Tuesday, January 7, 2014


In Addition to a Great Diet, Other Daily Living Elements and a Safe Living Environment Must be Provided for Pet Birds to Thrive

Sunlight UV:
Provide adequate unfiltered sunlight and shade.  Parrots must have direct daily access to sunlight or UVB full spectrum lighting in order to obtain the ideal levels of vitamin D3 and normal calcium levels in the blood. Diet alone does not produce the ideal levels.
Allow outdoor sunlight (not through glass) for a minimum of 20 minutes a week. Sun replacement lamps are necessary for birds in areas where sun is not accessible.

Temperature and Humidity:
Regulate temperatures between 65° and 85° F (18° and 30°C). Birds in dry climates or under artificial heat need the humidity artificially elevated. 50% is ideal.  

Clean the bird's living space regularly. Do not allow dust, rust, old feces, etc. to exist in this space. Make sure cleaning supplies are bird-safe.  Soap and water are the standards.
Allow pet birds to acclimate to new environments. Reduce factors that may contribute to stress during times of change.

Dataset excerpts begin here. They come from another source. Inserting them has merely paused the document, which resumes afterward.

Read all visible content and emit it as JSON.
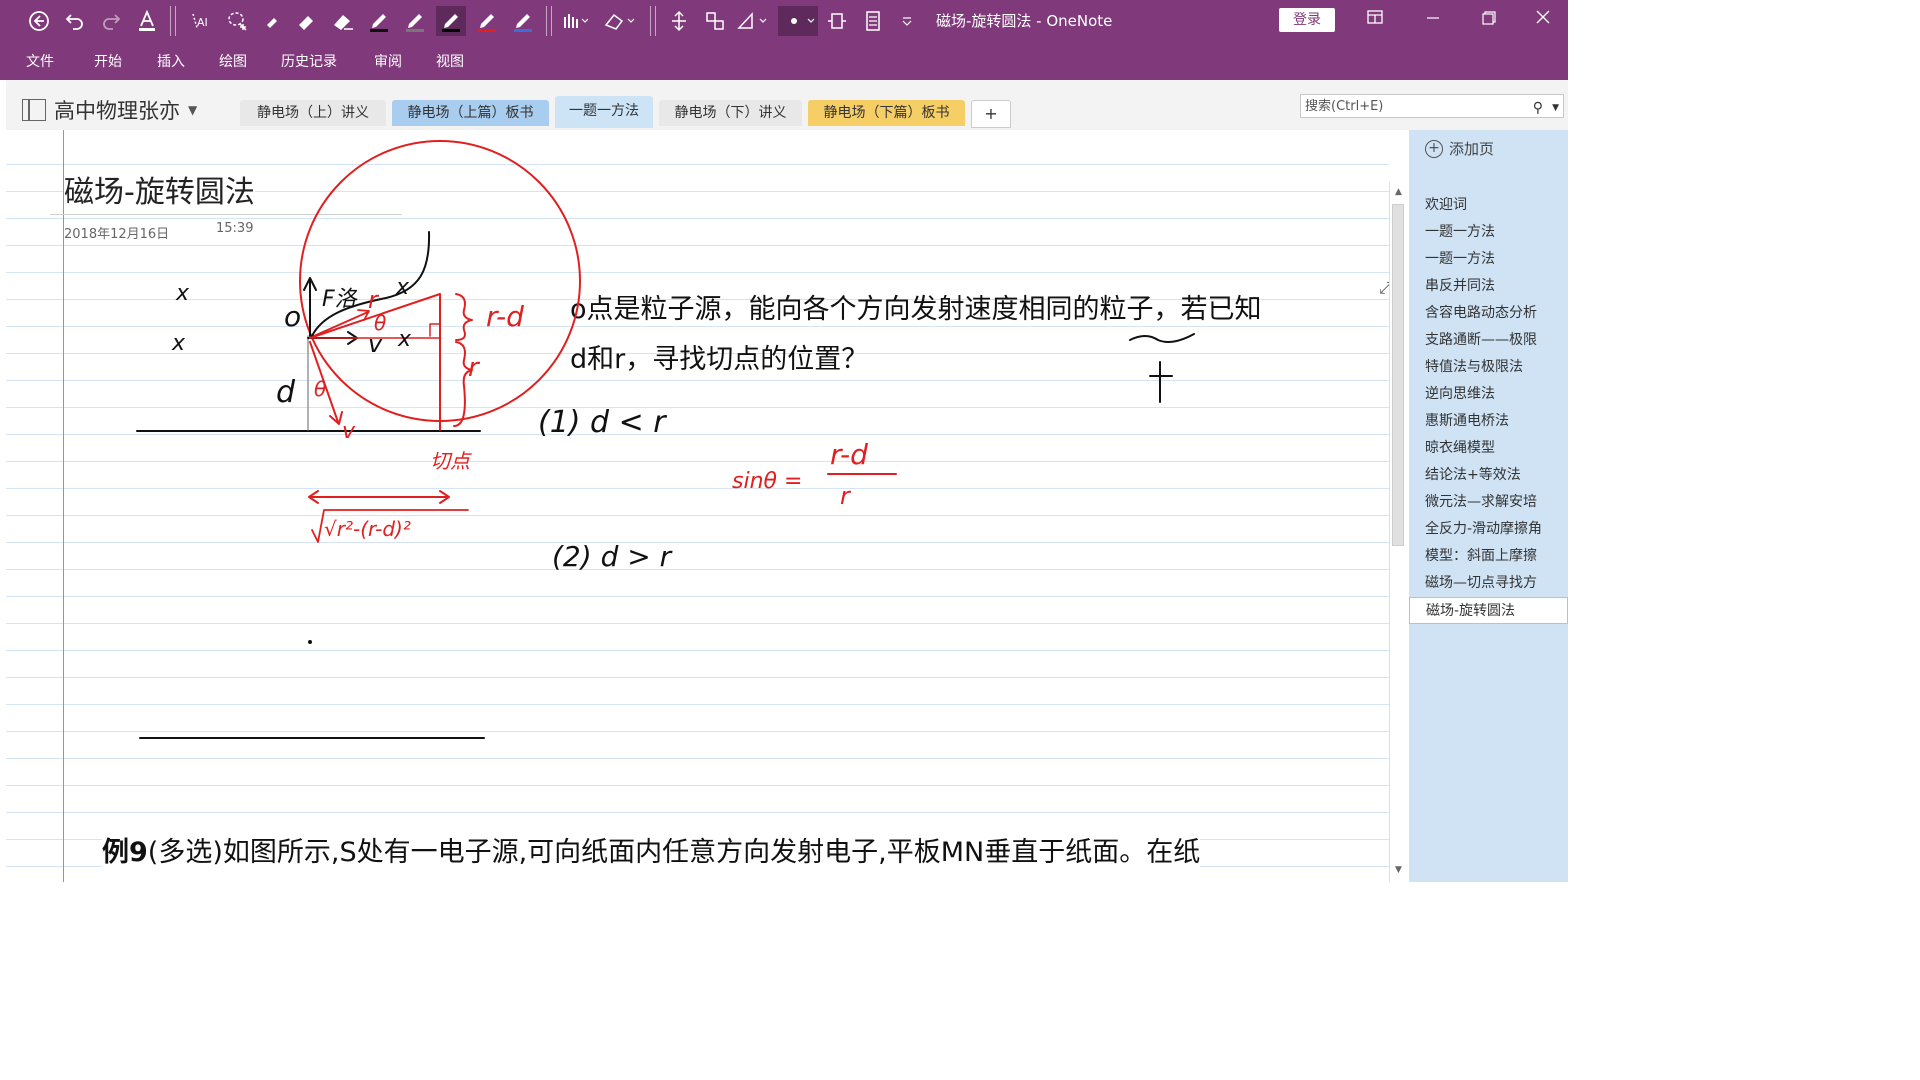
{
  "window": {
    "title": "磁场-旋转圆法 - OneNote",
    "login_label": "登录",
    "accent_color": "#80397b"
  },
  "toolbar": {
    "icons": [
      "back-icon",
      "undo-icon",
      "redo-icon",
      "font-color-icon",
      "lasso-text-icon",
      "lasso-select-icon",
      "eraser-small-icon",
      "eraser-icon",
      "eraser-large-icon",
      "pen-black-icon",
      "pen-gray-icon",
      "pen-black-selected-icon",
      "pen-red-icon",
      "pen-blue-icon",
      "pen-styles-icon",
      "shapes-icon",
      "insert-space-icon",
      "ink-to-shape-icon",
      "ruler-icon",
      "pen-dot-icon",
      "full-page-icon",
      "page-view-icon",
      "customize-icon"
    ]
  },
  "ribbon": {
    "tabs": [
      "文件",
      "开始",
      "插入",
      "绘图",
      "历史记录",
      "审阅",
      "视图"
    ]
  },
  "notebook": {
    "name": "高中物理张亦"
  },
  "section_tabs": [
    {
      "label": "静电场（上）讲义",
      "color": "#e8e8e8"
    },
    {
      "label": "静电场（上篇）板书",
      "color": "#a9cdee"
    },
    {
      "label": "一题一方法",
      "color": "#cde4f7"
    },
    {
      "label": "静电场（下）讲义",
      "color": "#e8e8e8"
    },
    {
      "label": "静电场（下篇）板书",
      "color": "#f5cf66"
    }
  ],
  "add_tab_label": "+",
  "search": {
    "placeholder": "搜索(Ctrl+E)"
  },
  "page": {
    "title": "磁场-旋转圆法",
    "date": "2018年12月16日",
    "time": "15:39",
    "question_line1": "o点是粒子源，能向各个方向发射速度相同的粒子，若已知",
    "question_line2": "d和r，寻找切点的位置？",
    "example_prefix": "例9",
    "example_text": "(多选)如图所示,S处有一电子源,可向纸面内任意方向发射电子,平板MN垂直于纸面。在纸"
  },
  "ink": {
    "label_frz": "F洛",
    "label_r": "r",
    "label_theta": "θ",
    "label_d": "d",
    "label_v": "v",
    "label_o": "o",
    "label_x": "x",
    "label_r_minus_d": "r-d",
    "label_tangent_point": "切点",
    "label_sqrt": "√r²-(r-d)²",
    "case1": "(1)  d < r",
    "case2": "(2)  d > r",
    "sin_lhs": "sinθ =",
    "sin_num": "r-d",
    "sin_den": "r",
    "wave_mark": "〜",
    "cross_mark": "†"
  },
  "page_panel": {
    "add_page_label": "添加页",
    "pages": [
      "欢迎词",
      "一题一方法",
      "一题一方法",
      "串反并同法",
      "含容电路动态分析",
      "支路通断——极限",
      "特值法与极限法",
      "逆向思维法",
      "惠斯通电桥法",
      "晾衣绳模型",
      "结论法+等效法",
      "微元法—求解安培",
      "全反力-滑动摩擦角",
      "模型：斜面上摩擦",
      "磁场—切点寻找方",
      "磁场-旋转圆法"
    ],
    "active_index": 15
  }
}
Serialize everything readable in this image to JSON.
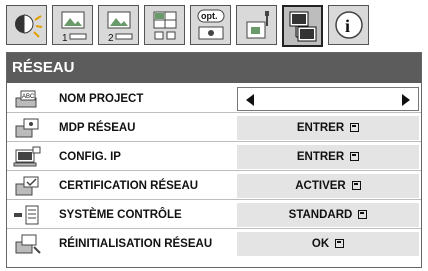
{
  "tabs": [
    {
      "icon": "image-adjust-icon",
      "text": ""
    },
    {
      "icon": "image-1-icon",
      "text": "1"
    },
    {
      "icon": "image-2-icon",
      "text": "2"
    },
    {
      "icon": "display-settings-icon",
      "text": ""
    },
    {
      "icon": "option-icon",
      "text": "opt."
    },
    {
      "icon": "setup-icon",
      "text": ""
    },
    {
      "icon": "network-icon",
      "text": "",
      "active": true
    },
    {
      "icon": "info-icon",
      "text": "i"
    }
  ],
  "header": {
    "title": "RÉSEAU"
  },
  "rows": [
    {
      "icon": "project-name-icon",
      "label": "NOM PROJECT",
      "value": "",
      "selected": true
    },
    {
      "icon": "network-password-icon",
      "label": "MDP RÉSEAU",
      "value": "ENTRER"
    },
    {
      "icon": "ip-config-icon",
      "label": "CONFIG. IP",
      "value": "ENTRER"
    },
    {
      "icon": "network-certification-icon",
      "label": "CERTIFICATION RÉSEAU",
      "value": "ACTIVER"
    },
    {
      "icon": "control-system-icon",
      "label": "SYSTÈME CONTRÔLE",
      "value": "STANDARD"
    },
    {
      "icon": "network-reset-icon",
      "label": "RÉINITIALISATION RÉSEAU",
      "value": "OK"
    }
  ]
}
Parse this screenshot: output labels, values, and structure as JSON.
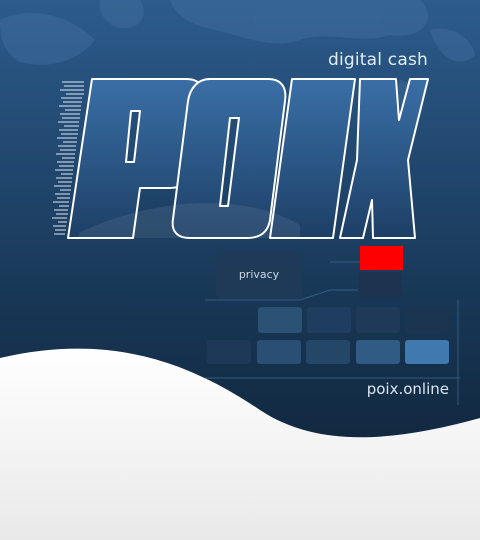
{
  "brand": {
    "logo_text": "POIX",
    "tagline": "digital cash",
    "website": "poix.online",
    "tile_label": "privacy"
  },
  "colors": {
    "background_top": "#2c5b8c",
    "background_bottom": "#0d1e31",
    "accent": "#ff0000",
    "wave": "#f2f2f2"
  }
}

Foraging and Life Enrichment Activities:
Parrots in the wild spend the majority of their day foraging for food. Captive parrots are challenged by boredom, resulting in behavior issues not limited to feather picking etc. Daily interaction and the provision of safe foraging materials can play a key role in managing these concerns.

Daily Exercise:
Parrots require daily exercise for great health. Many face the challenge of restricted room or lack of functional flight feathers. Ask your avian veterinarian to show you how to safely conduct wing-flapping exercises. Provide space enough and materials for birds to be able to safely climb and hang.  Play periods are encouraged daily.

Safety Checklist
Most pet birds are very curious and will investigate anything new in their environment.
That is is why it is important to prevent their access to

• hot cooking oil

• overheated items with non-stick surfaces

• ceiling fans

• leg chains

• sandpaper-covered perches

• tobacco and cigarette smoke

• chocolate, avocado

• salt

• solid air fresheners and scented candles • alcohol

• toxic houseplants

• pesticides

• easily dismantled toys

• dogs, cats, ferrets and young children

• cedar, redwood and pressure treated shavings

• lead or zinc, found in chrome and galvanized metals

• paper towel rolls (glue may be a source of zinc)

• carpet powders

Get a Carbon Monoxide Detector
Carbon Monoxide is deadly to parrots and toxic levels can befound in any home. Get a carbon monoxide detector and check your levels regularly. Say No to Non-Stick Cookware It only takes one time when the non-stick pan gets too hot - with deadly results. Non-stick cookware fumes  are far too often to blame for tragic, sudden death in parrots.